Este fin de semana tuvo lugar el Tour de Connemara, mi primera (y seguramente última) marcha cicloturista del año. Con salida y llegada en Clifden el apetecible menú constaba de 140 kilómetros eminentemente llanos a lo largo de una de las regiones más bonitas y salvajes de Irlanda. 


El sábado amaneció con un tiempo completamente primaveral por lo que me animé a añadir 11 kilómetros más a la ruta al ir en bici desde el B&B hasta la línea de salida. El terreno durante esta primera parte de la marcha es absolutamente espectacular, carretera paralela a la costa, increíbles vistas y verdes prados poblados de caballos (seña de identidad de la zona) que se apresuran a saludarnos a nuestro paso. El gran pelotón inicial, cerca de 2000 participantes, se va rompiendo poco a poco en innumerables grupos en los que resulta fácil ir encontrando acomodo. Sin ninguna presión voy jugando con mis fuerzas hasta que encuentro el ritmo que más me conviene, sabedor de que apenas he pasado la marca de los 100 kilómetros en los últimos años.


Mientras disfrutamos del paisaje y vamos charlando tranquilamente del increíble tiempo que nos acompaña llegamos casi sin darnos cuenta al primer avituallamiento situado en el kilómetro 50 de la marcha. Bizcocho, fruta, demasiada comida en definitiva, aunque tumbado en el césped mientras el sol juega al escondite entre las nubes resultaba fácil perder la noción del tiempo.
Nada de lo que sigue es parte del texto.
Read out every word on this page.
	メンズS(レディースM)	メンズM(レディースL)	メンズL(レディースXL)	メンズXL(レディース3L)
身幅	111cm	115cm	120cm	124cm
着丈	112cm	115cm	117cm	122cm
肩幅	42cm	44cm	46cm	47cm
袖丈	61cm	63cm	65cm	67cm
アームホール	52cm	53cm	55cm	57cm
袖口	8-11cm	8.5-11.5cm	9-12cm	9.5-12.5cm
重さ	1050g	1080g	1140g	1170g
Terminado el refrigerio decido retomar la marcha, sin el amparo de un grupo y con un estómago demasiado lleno noto como me cuesta volver a encontrar el ritmo y los pequeños repechos del recorrido empiezan a notarse en las piernas más de la cuenta. Por suerte para mí consigo acoplarme a un pequeño grupo que me adelanta a una velocidad aceptable y gracias a ellos pasar con relativa comodidad los siguientes 40 kilómetros, justo hasta la primera subida “larga” del día en la que me descuelgan irremediablemente, ni el ritmo es alto ni la subida exigente, pero cuando llevas mucho tiempo montando en bici aprendes a aceptar mejor las leyes de la gravedad, y si estas te dicen que te descuelgues, pues lo haces y punto.

Rápido descenso hasta el segundo avituallamiento; reponemos líquidos, un poco de fruta y listos para afrontar los últimos 50 kilómetros en los que se acumula la mayor parte del desnivel de la prueba, es decir, más peleas contra la gravedad.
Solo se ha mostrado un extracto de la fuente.